What’s the catch? Upsells!
If there’s one thing I’ve learned about online marketing, it’s that nothing is really free. So, what’s the catch with AWN?
You need to fill out “free” offers.
AWN operates an ad network called My Cash Freebies. This ad network has lots of offers. In order to access this network, you’ll first need to fill out at least four of these offers.
At first, you might be thinking, What’s so bad about filling out free offers?

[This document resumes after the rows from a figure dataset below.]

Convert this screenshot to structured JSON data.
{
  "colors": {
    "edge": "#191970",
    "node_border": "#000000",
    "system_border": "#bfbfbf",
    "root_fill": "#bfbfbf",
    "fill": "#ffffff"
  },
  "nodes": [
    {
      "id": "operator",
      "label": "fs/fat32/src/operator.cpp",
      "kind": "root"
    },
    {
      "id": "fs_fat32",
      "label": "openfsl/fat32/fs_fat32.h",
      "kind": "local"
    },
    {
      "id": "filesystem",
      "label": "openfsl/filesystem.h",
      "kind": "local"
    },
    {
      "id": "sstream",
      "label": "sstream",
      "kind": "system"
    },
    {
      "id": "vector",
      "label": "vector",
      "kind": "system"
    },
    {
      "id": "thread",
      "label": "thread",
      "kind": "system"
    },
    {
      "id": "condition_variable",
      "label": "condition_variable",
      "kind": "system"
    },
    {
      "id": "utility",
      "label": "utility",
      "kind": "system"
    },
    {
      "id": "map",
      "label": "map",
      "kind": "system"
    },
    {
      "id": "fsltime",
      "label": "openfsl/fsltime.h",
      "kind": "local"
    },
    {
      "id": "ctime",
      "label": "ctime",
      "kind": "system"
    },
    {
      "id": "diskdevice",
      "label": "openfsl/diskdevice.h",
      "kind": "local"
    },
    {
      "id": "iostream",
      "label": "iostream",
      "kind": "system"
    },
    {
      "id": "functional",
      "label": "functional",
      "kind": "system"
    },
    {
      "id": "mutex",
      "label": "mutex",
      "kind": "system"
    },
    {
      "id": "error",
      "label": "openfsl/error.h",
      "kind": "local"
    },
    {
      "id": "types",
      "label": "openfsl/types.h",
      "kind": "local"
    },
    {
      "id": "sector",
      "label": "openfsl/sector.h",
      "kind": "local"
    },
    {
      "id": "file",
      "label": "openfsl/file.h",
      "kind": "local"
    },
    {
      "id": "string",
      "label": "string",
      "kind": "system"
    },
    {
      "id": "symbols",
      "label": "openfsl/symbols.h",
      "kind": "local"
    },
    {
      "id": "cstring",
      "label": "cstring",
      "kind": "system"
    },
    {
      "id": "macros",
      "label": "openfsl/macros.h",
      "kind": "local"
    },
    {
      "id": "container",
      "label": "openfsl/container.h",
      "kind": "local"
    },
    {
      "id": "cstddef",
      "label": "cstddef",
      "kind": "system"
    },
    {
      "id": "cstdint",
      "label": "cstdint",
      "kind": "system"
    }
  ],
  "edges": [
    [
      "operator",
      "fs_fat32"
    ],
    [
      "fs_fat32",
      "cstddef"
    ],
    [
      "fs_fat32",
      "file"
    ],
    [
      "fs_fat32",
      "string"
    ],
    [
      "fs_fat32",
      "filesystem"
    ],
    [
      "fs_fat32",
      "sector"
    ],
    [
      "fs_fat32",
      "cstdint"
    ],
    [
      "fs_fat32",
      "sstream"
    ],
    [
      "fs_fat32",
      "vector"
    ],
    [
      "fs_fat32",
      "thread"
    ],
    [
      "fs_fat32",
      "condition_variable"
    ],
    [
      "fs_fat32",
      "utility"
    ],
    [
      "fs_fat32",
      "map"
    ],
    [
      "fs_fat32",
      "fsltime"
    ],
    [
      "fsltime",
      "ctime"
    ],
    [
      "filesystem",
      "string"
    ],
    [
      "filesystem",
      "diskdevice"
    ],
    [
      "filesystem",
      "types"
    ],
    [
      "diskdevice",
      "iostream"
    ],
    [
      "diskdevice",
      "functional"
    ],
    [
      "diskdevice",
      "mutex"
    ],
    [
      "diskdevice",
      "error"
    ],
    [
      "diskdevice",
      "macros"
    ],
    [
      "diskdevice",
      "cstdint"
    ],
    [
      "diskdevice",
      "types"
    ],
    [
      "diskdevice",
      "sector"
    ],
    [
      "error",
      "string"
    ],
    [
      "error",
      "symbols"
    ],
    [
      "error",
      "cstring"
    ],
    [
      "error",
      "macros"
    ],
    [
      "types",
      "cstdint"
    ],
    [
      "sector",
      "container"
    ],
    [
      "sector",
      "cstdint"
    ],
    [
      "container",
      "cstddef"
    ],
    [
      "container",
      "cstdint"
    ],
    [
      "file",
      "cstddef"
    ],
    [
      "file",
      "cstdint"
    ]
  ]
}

Well, these free offers aren’t truly free. In order to attain at least 1 full credit, which grants you access to using this ad network, you’ll need to spend some money on accepting and completing these offers. In exchange, you’ll be enrolled into all manner of book clubs, cable/Internet/phone subscriptions, computer service plans, etc. These enrollments will all cost money, from $1.99 every 16 days to $59.99/month. Product purchases will cost even more.
So much for free.
After you get through this first round of upsells, you start hearing about the Power Lead System, or PLS. This system offers you the following tools:
- Lead capture page creator
- Auto responder
- Pop-up creator
- Google Hangout page generator
- Sales funnel generator (another sales lead page creator)
This item is offered for “free” for a 7-day trial period, after which you are asked to pay $27/month.

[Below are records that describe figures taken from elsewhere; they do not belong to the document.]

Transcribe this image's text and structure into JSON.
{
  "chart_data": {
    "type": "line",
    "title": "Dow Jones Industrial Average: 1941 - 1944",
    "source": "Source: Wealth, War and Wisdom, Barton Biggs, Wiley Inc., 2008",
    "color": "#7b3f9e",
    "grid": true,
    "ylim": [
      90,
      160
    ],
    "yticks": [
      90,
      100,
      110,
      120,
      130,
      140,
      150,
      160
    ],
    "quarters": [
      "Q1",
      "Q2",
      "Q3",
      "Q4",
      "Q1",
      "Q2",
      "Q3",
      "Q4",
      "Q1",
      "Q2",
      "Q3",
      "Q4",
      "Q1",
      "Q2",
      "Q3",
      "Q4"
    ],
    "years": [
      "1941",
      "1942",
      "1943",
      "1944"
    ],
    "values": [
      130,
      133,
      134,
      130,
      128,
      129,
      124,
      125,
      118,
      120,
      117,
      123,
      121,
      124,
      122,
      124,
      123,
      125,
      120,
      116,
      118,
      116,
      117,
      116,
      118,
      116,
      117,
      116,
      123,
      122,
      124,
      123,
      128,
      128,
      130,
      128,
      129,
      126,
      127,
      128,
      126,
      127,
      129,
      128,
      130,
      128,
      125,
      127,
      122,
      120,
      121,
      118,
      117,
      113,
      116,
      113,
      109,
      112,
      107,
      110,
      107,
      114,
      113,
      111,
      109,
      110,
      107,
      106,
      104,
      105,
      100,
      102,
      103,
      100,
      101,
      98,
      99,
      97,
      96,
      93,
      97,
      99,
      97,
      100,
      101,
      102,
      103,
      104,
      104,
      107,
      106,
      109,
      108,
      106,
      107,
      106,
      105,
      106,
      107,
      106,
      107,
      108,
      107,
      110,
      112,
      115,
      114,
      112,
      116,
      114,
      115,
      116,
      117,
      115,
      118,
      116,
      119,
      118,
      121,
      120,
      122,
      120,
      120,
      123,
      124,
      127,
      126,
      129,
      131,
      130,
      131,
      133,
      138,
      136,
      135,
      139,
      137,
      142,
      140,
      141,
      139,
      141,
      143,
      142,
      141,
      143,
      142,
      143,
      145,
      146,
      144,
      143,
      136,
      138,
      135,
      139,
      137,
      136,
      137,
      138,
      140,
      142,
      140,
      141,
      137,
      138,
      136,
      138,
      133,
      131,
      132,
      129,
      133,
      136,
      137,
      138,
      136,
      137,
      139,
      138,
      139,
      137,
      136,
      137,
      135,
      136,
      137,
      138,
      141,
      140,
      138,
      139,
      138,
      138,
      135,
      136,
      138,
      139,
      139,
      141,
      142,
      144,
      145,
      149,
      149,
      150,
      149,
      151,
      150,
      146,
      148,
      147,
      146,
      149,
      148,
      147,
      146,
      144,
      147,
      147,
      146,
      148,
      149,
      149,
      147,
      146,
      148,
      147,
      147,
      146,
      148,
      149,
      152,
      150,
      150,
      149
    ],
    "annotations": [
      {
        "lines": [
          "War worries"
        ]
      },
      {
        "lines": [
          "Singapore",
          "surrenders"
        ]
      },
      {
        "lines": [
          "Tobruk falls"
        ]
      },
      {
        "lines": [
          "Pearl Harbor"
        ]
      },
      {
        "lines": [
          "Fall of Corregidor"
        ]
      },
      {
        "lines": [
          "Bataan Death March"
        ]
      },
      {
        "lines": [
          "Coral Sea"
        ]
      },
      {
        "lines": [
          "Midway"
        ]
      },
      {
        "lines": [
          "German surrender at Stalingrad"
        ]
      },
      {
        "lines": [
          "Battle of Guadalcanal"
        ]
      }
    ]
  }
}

But…wait a minute here. Weren’t these tools all part of the “free” package deal that Tim first talked about when introducing AWN? Why am I suddenly being asked to pay money for these tools?

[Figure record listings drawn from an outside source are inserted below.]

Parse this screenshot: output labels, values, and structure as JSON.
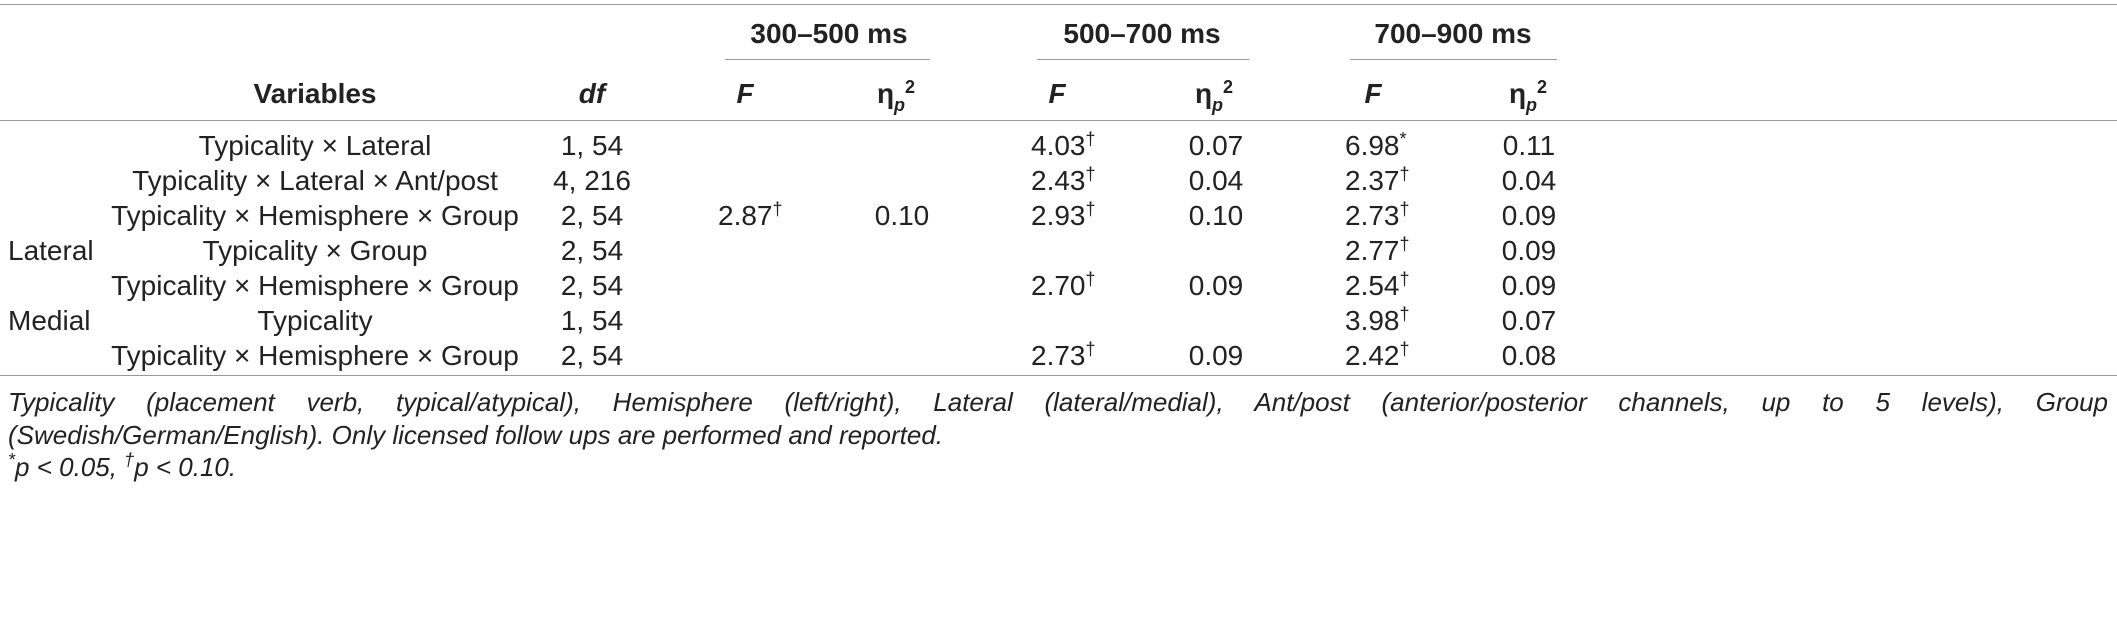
{
  "header": {
    "variables": "Variables",
    "df": "df",
    "windows": [
      "300–500 ms",
      "500–700 ms",
      "700–900 ms"
    ],
    "f": "F",
    "eta": "η",
    "eta_sub": "p",
    "eta_sup": "2"
  },
  "rows": [
    {
      "region": "",
      "variable": "Typicality × Lateral",
      "df": "1, 54",
      "w1_f": "",
      "w1_f_sup": "",
      "w1_eta": "",
      "w2_f": "4.03",
      "w2_f_sup": "†",
      "w2_eta": "0.07",
      "w3_f": "6.98",
      "w3_f_sup": "*",
      "w3_eta": "0.11"
    },
    {
      "region": "",
      "variable": "Typicality × Lateral × Ant/post",
      "df": "4, 216",
      "w1_f": "",
      "w1_f_sup": "",
      "w1_eta": "",
      "w2_f": "2.43",
      "w2_f_sup": "†",
      "w2_eta": "0.04",
      "w3_f": "2.37",
      "w3_f_sup": "†",
      "w3_eta": "0.04"
    },
    {
      "region": "",
      "variable": "Typicality × Hemisphere × Group",
      "df": "2, 54",
      "w1_f": "2.87",
      "w1_f_sup": "†",
      "w1_eta": "0.10",
      "w2_f": "2.93",
      "w2_f_sup": "†",
      "w2_eta": "0.10",
      "w3_f": "2.73",
      "w3_f_sup": "†",
      "w3_eta": "0.09"
    },
    {
      "region": "Lateral",
      "variable": "Typicality × Group",
      "df": "2, 54",
      "w1_f": "",
      "w1_f_sup": "",
      "w1_eta": "",
      "w2_f": "",
      "w2_f_sup": "",
      "w2_eta": "",
      "w3_f": "2.77",
      "w3_f_sup": "†",
      "w3_eta": "0.09"
    },
    {
      "region": "",
      "variable": "Typicality × Hemisphere × Group",
      "df": "2, 54",
      "w1_f": "",
      "w1_f_sup": "",
      "w1_eta": "",
      "w2_f": "2.70",
      "w2_f_sup": "†",
      "w2_eta": "0.09",
      "w3_f": "2.54",
      "w3_f_sup": "†",
      "w3_eta": "0.09"
    },
    {
      "region": "Medial",
      "variable": "Typicality",
      "df": "1, 54",
      "w1_f": "",
      "w1_f_sup": "",
      "w1_eta": "",
      "w2_f": "",
      "w2_f_sup": "",
      "w2_eta": "",
      "w3_f": "3.98",
      "w3_f_sup": "†",
      "w3_eta": "0.07"
    },
    {
      "region": "",
      "variable": "Typicality × Hemisphere × Group",
      "df": "2, 54",
      "w1_f": "",
      "w1_f_sup": "",
      "w1_eta": "",
      "w2_f": "2.73",
      "w2_f_sup": "†",
      "w2_eta": "0.09",
      "w3_f": "2.42",
      "w3_f_sup": "†",
      "w3_eta": "0.08"
    }
  ],
  "footnote": {
    "line1": "Typicality (placement verb, typical/atypical), Hemisphere (left/right), Lateral (lateral/medial), Ant/post (anterior/posterior channels, up to 5 levels), Group",
    "line2": "(Swedish/German/English). Only licensed follow ups are performed and reported.",
    "sig_star": "*",
    "sig_star_text": "p < 0.05, ",
    "sig_dagger": "†",
    "sig_dagger_text": "p < 0.10."
  }
}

Furthermore, while these tools are nice to have, assorted WordPress plugins can help you create sales lead capture pages, auto responders and pop-ups for free. Email programs like MadMimi allow you to email people and include call to action buttons for free. And Google Hangouts is a free service that enables you to do a number of cool things beyond just having a static page- like host webinars, for example.
Don’t forget the MLM-like referrals
If you peruse the AWN website, you’ll eventually come upon the following statement:
If you are here, more than likely you were “referred” by someone else to complete offers on the site. Then in turn they place an order with our network for their free gift (incentive). The system then continues, in that once you have completed your offer requirements for the person who referred you, you can then send your own referrals to the site, and do the same thing for them, and so on…
When I hear about referrals and referrals of referrals, I instantly think of multi-level marketing or MLM. Oddly enough, Tim’s initial claim about AWN is that it is NOT an MLM and that you will never have to “bug friends & family.” If that’s the case, however, how do you explain statements like the one above or the referral page shown below?
Let’s face it- if your ad network offers consist mostly of third party advertisers like credit card companies or “book-of-the-month” clubs, most of your (un)willing recruits will come from your immediate circle of (soon to be ex) friends and/or family members. You’re not marketing athletic shoes or gelato machines or goods that a wide range of customers would be genuinely interested in. All you’re doing is pushing the same stuff that you see a lot of spammy survey clubs offering online.
My AWN recommendation? Don’t bother
While AWN isn’t a scam per se, the feeling I get about this affiliate network (yes, it is an affiliate network) is that it’s just not worth the investment. Not having products that actually support a real audience need is a major detraction of this system. Likewise, the bait-and-switch tactics it uses, like having you sign up for “free,” followed by its numerous upsells and MLM-type incentive structure, give this program a spam/sham-like feel to it.
Look elsewhere for a genuine affiliate network that’s an actual and worthwhile investment.